Kesehatan dan keselamatan anak juga rentan saat berada di tempat kerja, juga

kondisi emosional anak yang tidak baik karena seringkali mendapat perlakuan

buruk saat bekerja. Dalam penelitian ini selanjutnya dapat dirumuskan masalah

yaitu bagaimana hubungan status kegiatan anak (pekerja anak dan anak yang

hanya bersekolah) dengan pencapaian pendidikan?

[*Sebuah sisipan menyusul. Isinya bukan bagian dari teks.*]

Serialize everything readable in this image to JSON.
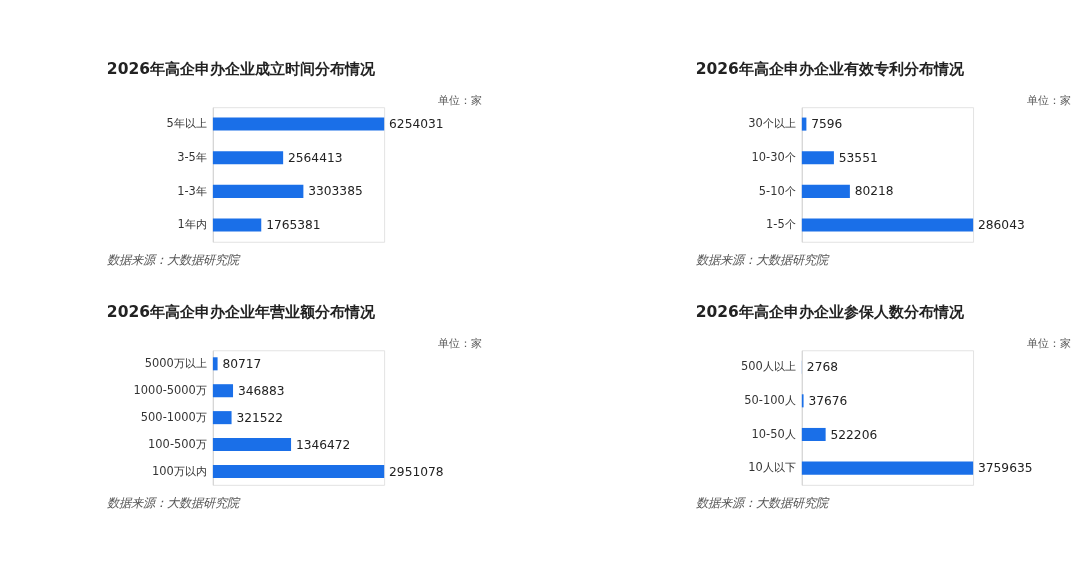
{
  "chart_data": [
    {
      "type": "bar",
      "orientation": "horizontal",
      "title": "2026年高企申办企业成立时间分布情况",
      "categories": [
        "5年以上",
        "3-5年",
        "1-3年",
        "1年内"
      ],
      "values": [
        6254031,
        2564413,
        3303385,
        1765381
      ],
      "color": "#1a6fe8",
      "data_labels": true,
      "annotations": [
        "单位：家",
        "数据来源：大数据研究院"
      ]
    },
    {
      "type": "bar",
      "orientation": "horizontal",
      "title": "2026年高企申办企业有效专利分布情况",
      "categories": [
        "30个以上",
        "10-30个",
        "5-10个",
        "1-5个"
      ],
      "values": [
        7596,
        53551,
        80218,
        286043
      ],
      "color": "#1a6fe8",
      "data_labels": true,
      "annotations": [
        "单位：家",
        "数据来源：大数据研究院"
      ]
    },
    {
      "type": "bar",
      "orientation": "horizontal",
      "title": "2026年高企申办企业年营业额分布情况",
      "categories": [
        "5000万以上",
        "1000-5000万",
        "500-1000万",
        "100-500万",
        "100万以内"
      ],
      "values": [
        80717,
        346883,
        321522,
        1346472,
        2951078
      ],
      "color": "#1a6fe8",
      "data_labels": true,
      "annotations": [
        "单位：家",
        "数据来源：大数据研究院"
      ]
    },
    {
      "type": "bar",
      "orientation": "horizontal",
      "title": "2026年高企申办企业参保人数分布情况",
      "categories": [
        "500人以上",
        "50-100人",
        "10-50人",
        "10人以下"
      ],
      "values": [
        2768,
        37676,
        522206,
        3759635
      ],
      "color": "#1a6fe8",
      "data_labels": true,
      "annotations": [
        "单位：家",
        "数据来源：大数据研究院"
      ]
    }
  ]
}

Pada penelitian sebelumnya Nandi (2006) menyatakan bahwa keluarga

miskin terpaksa mengerahkan sumber daya keluarga untuk secara kolektif

memenuhi kebutuhan hidup. Kondisi demikian mendorong anak-anak yang belum

mencapai usia untuk bekerja, terpaksa harus bekerja. Hasil penelitian menunjukkan

bahwa anak-anak yang bekerja ternyata bukan untuk memenuhi kebutuhan sendiri,

melainkan justru untuk membantu memenuhi kebutuhan ekonomi keluarga. Salah

satu indikator tingkat kesejahteraan rumah tangga menurut BKKBN (2011) adalah

semua anak usia 7-15 tahun dalam keluarga harus mengenyam pendidikan dan tidak

memiliki status lain yang dapat mengganggu pendidikannya sehingga anak tidak

sejahtera, sehingga dapat dirumuskan masalahnya adalah bagaimana pengaruh

upah pekerja anak terhadap tingkat kesejahteraan rumah tangga pekerja anak?

Tujuan Penelitian

Tujuan dari penelitian ini adalah untuk menjawab permasalahan-

permasalahan yang telah dipaparkan sebelumnya yaitu:

1. Menganalisis karakteristik sosial ekonomi pekerja anak di desa

2. Menganalisis hubungan status anak sebagai pekerja anak dan anak yang hanya

bersekolah dilihat dari capaian pendidikan

3

3. Menganalisis pengaruh upah pekerja anak terhadap tingkat kesejahteraan

rumah tangga pekerja anak

Manfaat Penelitian

Hasil penelitian ini diharapkan mampu memberikan manfaat bagi pihak

yang berminat maupun pihak yang terkait dengan masalah pekerja anak di suatu

wilayah. Secara spesifik penelitian ini memiliki manfaat dan dapat digunakan oleh

berbagai pihak di antaranya sebagai berikut:

1. Bagi akademisi

Penelitian ini dapat dijadikan salah satu sumber informasi mengenai hubungan

pekerja anak dengan pencapaian pendidikan dan tingkat kesejahteraan rumah

tangga, serta menjadi referensi untuk penelitian-penelitian selanjutnya. Selain itu,

diharapkan pula dapat menambah khasanah dalam kajian ilmu pengetahuan

kependudukan, khususnya pada fokus perhatian peningkatan kualitas pendidikan

dan kesejahteraan pekerja anak di pedesaan.

2. Bagi masyarakat

Penelitian ini diharapkan dapat menambah pengetahuan dan wawasan masyarakat

mengenai pentingnya pendidikan bagi masyarakat desa khususnya pekerja anak

mengingat pembangunan suatu daerah dilihat dari kualitas sumber

dayamanusianya.

4

PENDEKATAN TEORITIS

Tinjauan Pustaka

Pekerja Anak

Tiga teori yang melatarbelakangi keberadaan pekerja anak menurut Irwanto (1995)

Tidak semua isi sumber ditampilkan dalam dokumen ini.